We were tired of walking, so we decided to sit down and watch the Mass.
According to my husband, Mass’s progress was the same as in Italy.
But on the way, there was a scene where they sang “We are a big family” and danced a bit, which was unique,
This reminded me of the ‘YMCA’ of Village People, but is it unscrupulous?
The performance of the pipe organ was very beautiful.
So the priest here has to be able to sing.
As I saw this, Mass was in fact a performance, and the church resembled a theatre.
I have never thought this before.
The performers recite and play the music in front of the audience who sit on the chairs lined up and listen to them gratefully.
Perhaps because of that, it is true that the church is sometimes used for the performance venue.

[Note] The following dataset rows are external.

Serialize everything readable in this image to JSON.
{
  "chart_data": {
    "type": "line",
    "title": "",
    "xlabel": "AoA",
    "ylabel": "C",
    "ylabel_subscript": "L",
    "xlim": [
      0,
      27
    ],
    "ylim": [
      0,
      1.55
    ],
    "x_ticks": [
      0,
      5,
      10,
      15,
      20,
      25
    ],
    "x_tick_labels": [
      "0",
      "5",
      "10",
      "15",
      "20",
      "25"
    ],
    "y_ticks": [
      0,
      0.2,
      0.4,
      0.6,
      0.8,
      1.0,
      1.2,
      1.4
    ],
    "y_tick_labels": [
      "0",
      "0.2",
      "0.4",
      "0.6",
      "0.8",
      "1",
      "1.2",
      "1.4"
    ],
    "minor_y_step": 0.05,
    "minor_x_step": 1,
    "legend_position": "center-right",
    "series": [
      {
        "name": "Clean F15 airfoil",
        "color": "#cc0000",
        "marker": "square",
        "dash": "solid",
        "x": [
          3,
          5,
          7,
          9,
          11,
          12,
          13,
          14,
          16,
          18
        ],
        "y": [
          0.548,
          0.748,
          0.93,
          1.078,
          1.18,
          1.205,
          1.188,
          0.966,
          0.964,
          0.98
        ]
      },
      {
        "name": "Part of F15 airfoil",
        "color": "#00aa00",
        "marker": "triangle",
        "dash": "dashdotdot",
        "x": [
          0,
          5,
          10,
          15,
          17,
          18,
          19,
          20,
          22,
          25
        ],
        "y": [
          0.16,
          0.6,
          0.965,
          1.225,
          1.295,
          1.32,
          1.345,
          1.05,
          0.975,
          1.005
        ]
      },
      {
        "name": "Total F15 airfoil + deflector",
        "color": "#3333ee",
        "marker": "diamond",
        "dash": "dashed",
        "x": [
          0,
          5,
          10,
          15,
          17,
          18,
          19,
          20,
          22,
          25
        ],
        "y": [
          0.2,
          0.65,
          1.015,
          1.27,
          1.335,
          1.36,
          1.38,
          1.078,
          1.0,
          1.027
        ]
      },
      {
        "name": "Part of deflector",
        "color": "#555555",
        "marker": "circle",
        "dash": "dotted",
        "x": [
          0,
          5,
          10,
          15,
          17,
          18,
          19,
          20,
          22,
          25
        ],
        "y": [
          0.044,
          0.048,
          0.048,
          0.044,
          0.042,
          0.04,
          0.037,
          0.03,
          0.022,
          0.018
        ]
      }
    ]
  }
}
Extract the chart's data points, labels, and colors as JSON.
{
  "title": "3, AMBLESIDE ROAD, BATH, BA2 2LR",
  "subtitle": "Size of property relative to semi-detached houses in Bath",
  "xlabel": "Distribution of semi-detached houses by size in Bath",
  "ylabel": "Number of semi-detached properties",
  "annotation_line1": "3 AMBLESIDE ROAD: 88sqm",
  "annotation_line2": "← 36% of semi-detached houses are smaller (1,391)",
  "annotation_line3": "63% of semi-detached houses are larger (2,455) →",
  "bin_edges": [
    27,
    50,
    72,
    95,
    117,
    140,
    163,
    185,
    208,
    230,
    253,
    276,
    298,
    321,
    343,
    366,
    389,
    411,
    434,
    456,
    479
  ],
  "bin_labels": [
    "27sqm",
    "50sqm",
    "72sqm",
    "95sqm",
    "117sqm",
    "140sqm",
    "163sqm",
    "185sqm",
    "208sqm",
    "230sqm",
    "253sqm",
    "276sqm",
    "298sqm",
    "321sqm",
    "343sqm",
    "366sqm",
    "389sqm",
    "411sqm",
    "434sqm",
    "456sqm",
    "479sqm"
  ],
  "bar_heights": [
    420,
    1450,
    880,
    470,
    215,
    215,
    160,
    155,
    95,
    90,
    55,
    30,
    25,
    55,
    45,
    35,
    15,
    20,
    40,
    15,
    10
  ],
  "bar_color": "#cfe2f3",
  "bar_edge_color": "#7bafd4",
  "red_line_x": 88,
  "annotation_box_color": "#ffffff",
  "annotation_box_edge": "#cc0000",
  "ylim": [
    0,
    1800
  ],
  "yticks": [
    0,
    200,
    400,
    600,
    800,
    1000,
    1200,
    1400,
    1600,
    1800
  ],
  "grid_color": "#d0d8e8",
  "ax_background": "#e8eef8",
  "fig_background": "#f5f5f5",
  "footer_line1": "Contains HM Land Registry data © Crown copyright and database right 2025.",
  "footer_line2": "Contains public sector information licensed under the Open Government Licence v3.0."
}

Now the main part of the Mass was over and the Communion (bread and wine worship) began, so we left there quietly.
Because of the Mass, we couldn’t see every corner of the church, but it was a good experience.
This church was started being built in 1329 and was completed in 1383.
At that time, this place was facing the sea, and apparently parish people such as port workers spent time and worked on construction.
In more recent years, in 1936, when the Spanish Civil War began, there was an arson by anticlerical people and the church continued to burn for 11 days.
After leaving here, we had lunch at a Pintxos restaurant in the neighbourhood.
They had a system that they count the the number of toothpicks stuck in the Pintxos for the bill, similar to conveyer belt sushi restaurants which count the plates of the sushi customers eat.
In fact, I think that there is a similarity between Pintxos and sushi; Pintxos has the ingredients on the bread, while sushi has the ingredient on the rice.
I ate five and my husband ate six Pintxos, and we drank one glass of wine each, and it was an affordable price of about € 35.